Il gelsomino da sempre è considerato “il fiore dei fiori”, amato già dagli antichi egizi ai tempi dei faraoni. Il gelsomino esprime amabilità e sensualità ed è presente in due tipi, quello bianco e quello giallo. Il primo è simbolo della timidezza, da regalare quando non ci si vuole esporre troppo, simbolo comunque di affetto. Quello giallo invece rappresenta gentilezza, candore, eleganza e nobilita. Tutti simboli perfetti per una rivolta contro il grigiore del potere dittatoriale. In più il gelsomino è il fiore tipico della Tunisia: lo si vede infatti molto spesso nelle campagne turistiche promozionali. A inventare lo slogan “rivoluzione del gelsomino” fu un giornalista tunisino, Zied El Hani, noto per la sua lunga lotta al regime. Il 13 gennaio mise online sul suo blog un testo intitolato “rivoluzione del gelsomino”.



I dirigenti del partito comunista al potere in Cina appena hanno collegato il messaggio dell’ignoto internata a proposito dei gelsomini con la rivoluzione tunisina, si sono immediatamente allarmati e mobilitati- Sia mai che scoppi una rivoluzione anche nel paese della rivoluzione. Di fatto in Cina a diversi mesi dalla rivoluzione tunisina non si registra alcun atto di ribellione, se non atti di repressione messi in atto dal regime di propria iniziativa, come l’arresto dell’artista Ai Weiwei. La parola gelsomino intanto è proibita su Internet: se provate a scriverla, non ci riuscirete. Spariscono anche ogni tipo di video dove il gelsomino gioca una parte. L’esempio più clamoroso è quello relativo all’attuale segretario del partito comunista cinese, Hu Jintao, di cui esisteva un video che lo filmava intento a cantare la canzone popolare cinese “Mo Li Hua”, dedicata appunto al gelsomino. 

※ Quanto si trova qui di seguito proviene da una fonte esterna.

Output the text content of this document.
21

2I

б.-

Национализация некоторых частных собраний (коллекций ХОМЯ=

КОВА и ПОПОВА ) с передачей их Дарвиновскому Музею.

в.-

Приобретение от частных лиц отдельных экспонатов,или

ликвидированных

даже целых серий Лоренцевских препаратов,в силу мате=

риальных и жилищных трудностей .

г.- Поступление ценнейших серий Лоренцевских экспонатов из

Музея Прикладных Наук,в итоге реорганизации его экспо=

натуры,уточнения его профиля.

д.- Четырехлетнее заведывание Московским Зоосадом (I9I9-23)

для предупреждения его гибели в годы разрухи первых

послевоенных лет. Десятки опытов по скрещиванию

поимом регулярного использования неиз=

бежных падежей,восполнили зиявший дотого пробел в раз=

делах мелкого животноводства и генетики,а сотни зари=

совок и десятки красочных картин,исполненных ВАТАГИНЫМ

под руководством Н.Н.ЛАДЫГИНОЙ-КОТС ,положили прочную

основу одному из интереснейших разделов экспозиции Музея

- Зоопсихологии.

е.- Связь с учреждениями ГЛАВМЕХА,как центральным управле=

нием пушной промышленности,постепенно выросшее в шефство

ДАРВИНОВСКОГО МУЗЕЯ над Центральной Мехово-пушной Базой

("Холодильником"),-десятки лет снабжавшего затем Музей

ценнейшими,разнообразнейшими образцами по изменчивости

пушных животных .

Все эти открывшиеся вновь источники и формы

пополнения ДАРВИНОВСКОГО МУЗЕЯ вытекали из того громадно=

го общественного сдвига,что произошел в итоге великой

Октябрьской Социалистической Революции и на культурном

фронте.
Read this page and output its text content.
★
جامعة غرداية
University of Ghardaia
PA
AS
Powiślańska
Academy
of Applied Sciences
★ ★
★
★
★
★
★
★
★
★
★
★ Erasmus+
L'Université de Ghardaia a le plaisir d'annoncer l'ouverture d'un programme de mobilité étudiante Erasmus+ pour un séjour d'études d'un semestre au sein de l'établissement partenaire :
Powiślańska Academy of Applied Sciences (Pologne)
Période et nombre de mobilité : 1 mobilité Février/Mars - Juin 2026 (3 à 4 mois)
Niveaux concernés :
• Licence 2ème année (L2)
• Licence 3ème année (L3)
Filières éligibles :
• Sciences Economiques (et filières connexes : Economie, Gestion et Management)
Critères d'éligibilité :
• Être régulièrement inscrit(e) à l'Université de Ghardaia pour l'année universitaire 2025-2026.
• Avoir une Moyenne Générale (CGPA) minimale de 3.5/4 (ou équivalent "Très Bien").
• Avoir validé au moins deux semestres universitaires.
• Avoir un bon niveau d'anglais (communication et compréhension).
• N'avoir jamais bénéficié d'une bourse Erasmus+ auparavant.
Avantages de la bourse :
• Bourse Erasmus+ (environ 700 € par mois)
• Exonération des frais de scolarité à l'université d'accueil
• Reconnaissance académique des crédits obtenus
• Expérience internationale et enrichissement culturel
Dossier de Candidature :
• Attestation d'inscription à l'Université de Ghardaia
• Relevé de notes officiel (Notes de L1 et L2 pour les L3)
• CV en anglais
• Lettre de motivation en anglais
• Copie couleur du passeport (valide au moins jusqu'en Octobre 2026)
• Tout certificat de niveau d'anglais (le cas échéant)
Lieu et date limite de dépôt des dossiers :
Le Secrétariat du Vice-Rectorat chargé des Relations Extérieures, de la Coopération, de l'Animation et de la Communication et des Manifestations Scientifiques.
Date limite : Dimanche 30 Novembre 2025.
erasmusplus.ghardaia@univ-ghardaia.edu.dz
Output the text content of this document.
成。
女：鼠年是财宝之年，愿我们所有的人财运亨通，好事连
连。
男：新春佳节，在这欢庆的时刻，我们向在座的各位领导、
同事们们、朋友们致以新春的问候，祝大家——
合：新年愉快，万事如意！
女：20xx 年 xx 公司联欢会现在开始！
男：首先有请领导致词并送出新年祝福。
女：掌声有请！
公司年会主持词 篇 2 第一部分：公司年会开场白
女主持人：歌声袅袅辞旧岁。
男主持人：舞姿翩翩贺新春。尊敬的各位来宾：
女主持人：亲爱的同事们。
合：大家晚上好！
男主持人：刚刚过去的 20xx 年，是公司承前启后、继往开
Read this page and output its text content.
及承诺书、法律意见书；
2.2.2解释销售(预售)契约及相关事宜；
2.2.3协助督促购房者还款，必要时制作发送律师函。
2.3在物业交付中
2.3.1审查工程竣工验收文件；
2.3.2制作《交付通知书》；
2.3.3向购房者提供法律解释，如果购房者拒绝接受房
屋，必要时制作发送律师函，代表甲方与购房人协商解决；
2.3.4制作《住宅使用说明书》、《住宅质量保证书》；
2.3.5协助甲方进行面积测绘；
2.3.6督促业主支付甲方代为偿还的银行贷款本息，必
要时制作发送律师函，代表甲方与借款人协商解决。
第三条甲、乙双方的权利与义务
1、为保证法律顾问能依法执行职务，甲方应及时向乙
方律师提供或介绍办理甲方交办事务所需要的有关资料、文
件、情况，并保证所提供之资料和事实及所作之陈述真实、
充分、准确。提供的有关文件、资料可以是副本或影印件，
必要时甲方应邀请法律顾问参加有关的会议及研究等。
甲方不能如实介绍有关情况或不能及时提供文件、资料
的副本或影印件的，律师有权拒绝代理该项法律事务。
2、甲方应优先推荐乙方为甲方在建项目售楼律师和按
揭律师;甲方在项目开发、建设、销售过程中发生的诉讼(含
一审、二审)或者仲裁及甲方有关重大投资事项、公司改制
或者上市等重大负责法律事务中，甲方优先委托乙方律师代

Si tratta di un canto risalente alla dinastia Qing che dimostra quanto il gelsomino faccia parte della storia e della cultura cinese. Quelli infatti che soffrono maggiormente le conseguenze di questo bando del gelsomino sono i contadini della regione del Daxing, un distretto rurale non lontano dalla capitale Pechino. Da quando la polizia ha ordinato la messa al bando della vendita del fiore, i prezzi sono crollati e loro rischiano la crisi totale. Le autorità hanno anche organizzato una riunione con i principali venditori di fiori per avvertirli di non osare più vendere gelsomini fino a nuovo ordine. A loro è stato spiegato in modo vago e impreciso che fare ciò avrebbe potuto dare vita a una sorte di ribellione, ma la maggior parte dei cinesi si sta ancora domandando perché non posano più vendere o comprare piante di uno dei loro fiori più amati.